Listing 6. Deeply cloning the address field

class Employee implements Cloneable { private String name; private int age; private Address address; Employee(String name, int age, Address address) { this.name = name; this.age = age; this.address = address; } @Override public Employee clone() throws CloneNotSupportedException { Employee e = (Employee) super.clone(); e.address = address.clone(); return e; } Address getAddress() { return address; } String getName() { return name; } int getAge() { return age; } } class Address { private String city; Address(String city) { this.city = city; } @Override public Address clone() { return new Address(new String(city)); } String getCity() { return city; } void setCity(String city) { this.city = city; } } public class CloneDemo { public static void main(String[] args) throws CloneNotSupportedException { Employee e = new Employee("John Doe", 49, new Address("Denver")); System.out.printf("%s: %d: %s%n", e.getName(), e.getAge(), e.getAddress().getCity()); Employee e2 = (Employee) e.clone(); System.out.printf("%s: %d: %s%n", e2.getName(), e2.getAge(), e2.getAddress().getCity()); e.getAddress().setCity("Chicago"); System.out.printf("%s: %d: %s%n", e.getName(), e.getAge(), e.getAddress().getCity()); System.out.printf("%s: %d: %s%n", e2.getName(), e2.getAge(), e2.getAddress().getCity()); } }

Listing 6 leverages Java's support for covariant return types to change the return type of Employee's overriding clone() method from Object to Employee. The advantage is that code external to Employee can clone an Employee object without having to cast this object to the Employee type.

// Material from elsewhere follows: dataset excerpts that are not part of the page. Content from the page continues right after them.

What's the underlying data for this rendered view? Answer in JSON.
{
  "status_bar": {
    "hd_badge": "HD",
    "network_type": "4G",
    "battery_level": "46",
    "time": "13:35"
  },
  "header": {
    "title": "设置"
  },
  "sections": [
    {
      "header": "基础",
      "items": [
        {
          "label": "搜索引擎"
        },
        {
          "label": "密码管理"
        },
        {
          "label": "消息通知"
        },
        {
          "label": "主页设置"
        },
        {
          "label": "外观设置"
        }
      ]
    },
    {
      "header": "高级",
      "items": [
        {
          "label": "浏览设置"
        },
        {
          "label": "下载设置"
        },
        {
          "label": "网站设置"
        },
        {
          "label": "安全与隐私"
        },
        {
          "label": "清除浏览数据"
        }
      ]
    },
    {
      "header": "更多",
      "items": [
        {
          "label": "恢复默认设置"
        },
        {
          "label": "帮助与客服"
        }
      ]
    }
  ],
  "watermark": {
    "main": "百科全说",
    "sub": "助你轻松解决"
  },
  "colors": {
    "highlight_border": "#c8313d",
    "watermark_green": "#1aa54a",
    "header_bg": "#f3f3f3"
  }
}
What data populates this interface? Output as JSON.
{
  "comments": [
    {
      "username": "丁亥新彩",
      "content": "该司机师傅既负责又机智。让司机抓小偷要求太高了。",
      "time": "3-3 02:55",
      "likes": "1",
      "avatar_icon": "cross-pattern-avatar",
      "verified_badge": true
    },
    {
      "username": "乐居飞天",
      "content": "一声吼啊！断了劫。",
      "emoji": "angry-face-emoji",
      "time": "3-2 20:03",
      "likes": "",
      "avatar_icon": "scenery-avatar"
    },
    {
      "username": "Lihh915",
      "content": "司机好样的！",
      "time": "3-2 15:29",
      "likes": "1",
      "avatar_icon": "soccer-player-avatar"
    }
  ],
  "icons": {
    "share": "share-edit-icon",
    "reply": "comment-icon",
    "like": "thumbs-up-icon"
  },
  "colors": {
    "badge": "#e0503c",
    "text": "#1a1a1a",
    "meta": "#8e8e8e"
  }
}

Employee's clone() method first invokes super.clone(), which shallowly copies the name, age, and address fields. It then invokes clone() on the address field to make a duplicate of the referenced Address object.

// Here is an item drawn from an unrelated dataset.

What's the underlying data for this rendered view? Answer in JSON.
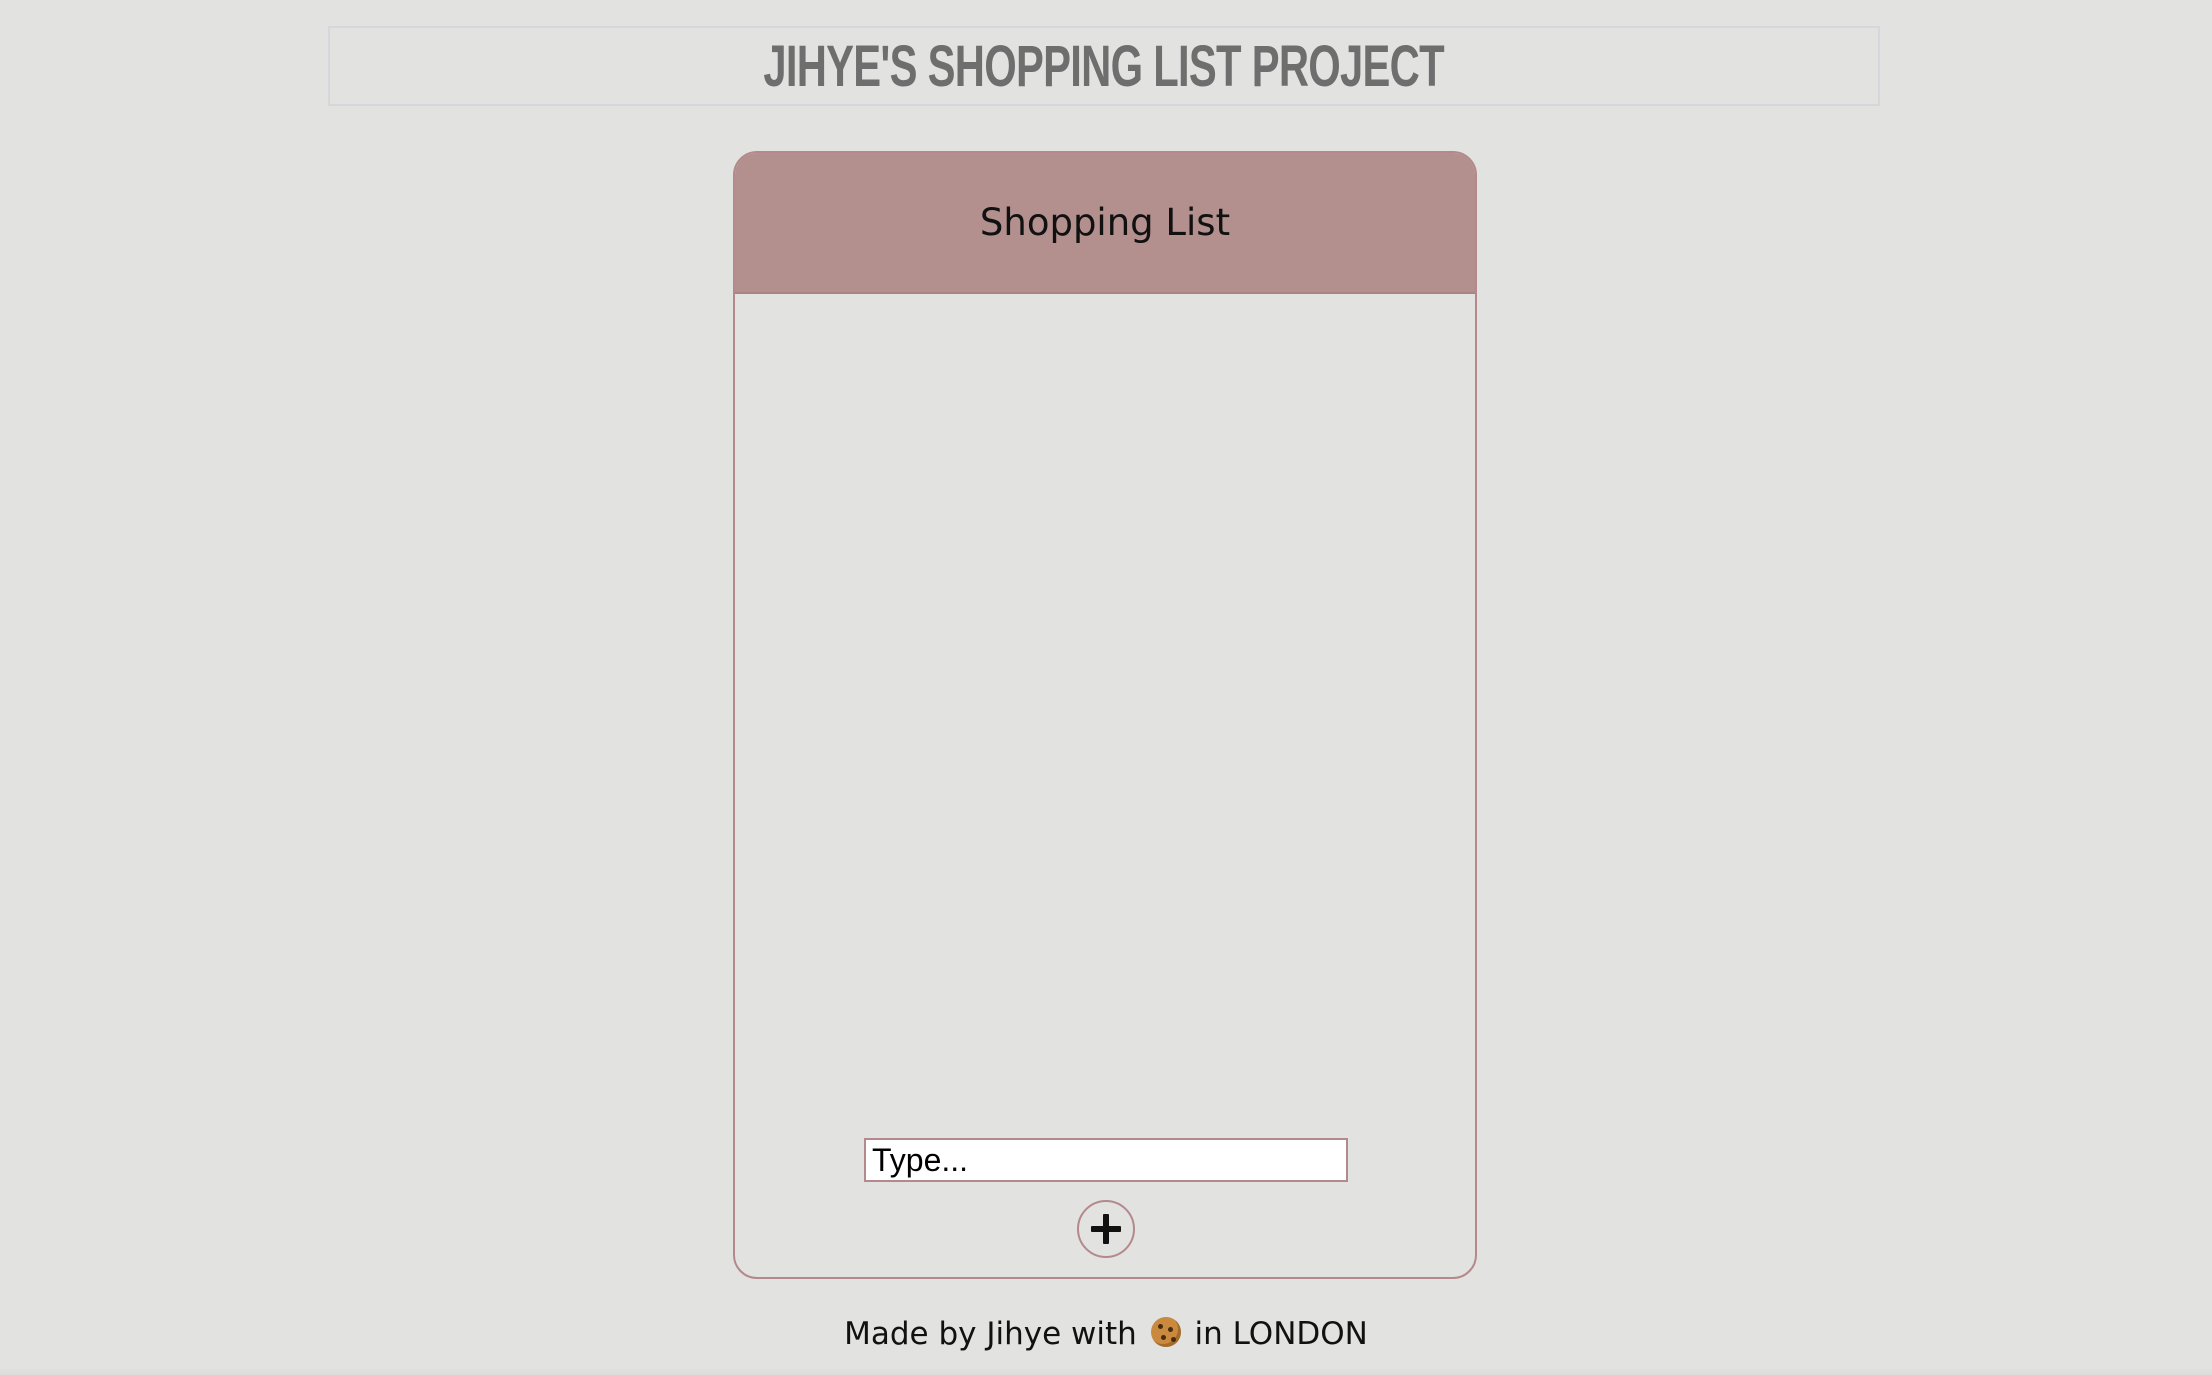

The Address class overrides the clone() method and reveals a few differences from previous classes that override this method:

  • Address doesn't implement Cloneable. It's not necessary because only Object's clone() method requires that a class implement this interface, and this clone() method isn't being called.
  • El clone()método primordial no arroja CloneNotSupportedException. Esta excepción marcada se lanza solo desde Objectel clone()método de, que no se llama. Por lo tanto, la excepción no tiene que manejarse o pasarse a la pila de llamadas al método a través de una cláusula throws.
  • Object's clone()método no se llama (no hay super.clone()llamadas), porque la copia superficial no es necesario para la Addressclase - sólo hay un único campo para copiar.

Para clonar el Addressobjeto, basta con crear un nuevo Addressobjeto e inicializarlo a un duplicado del objeto referenciado desde el citycampo. A Addresscontinuación, se devuelve el nuevo objeto.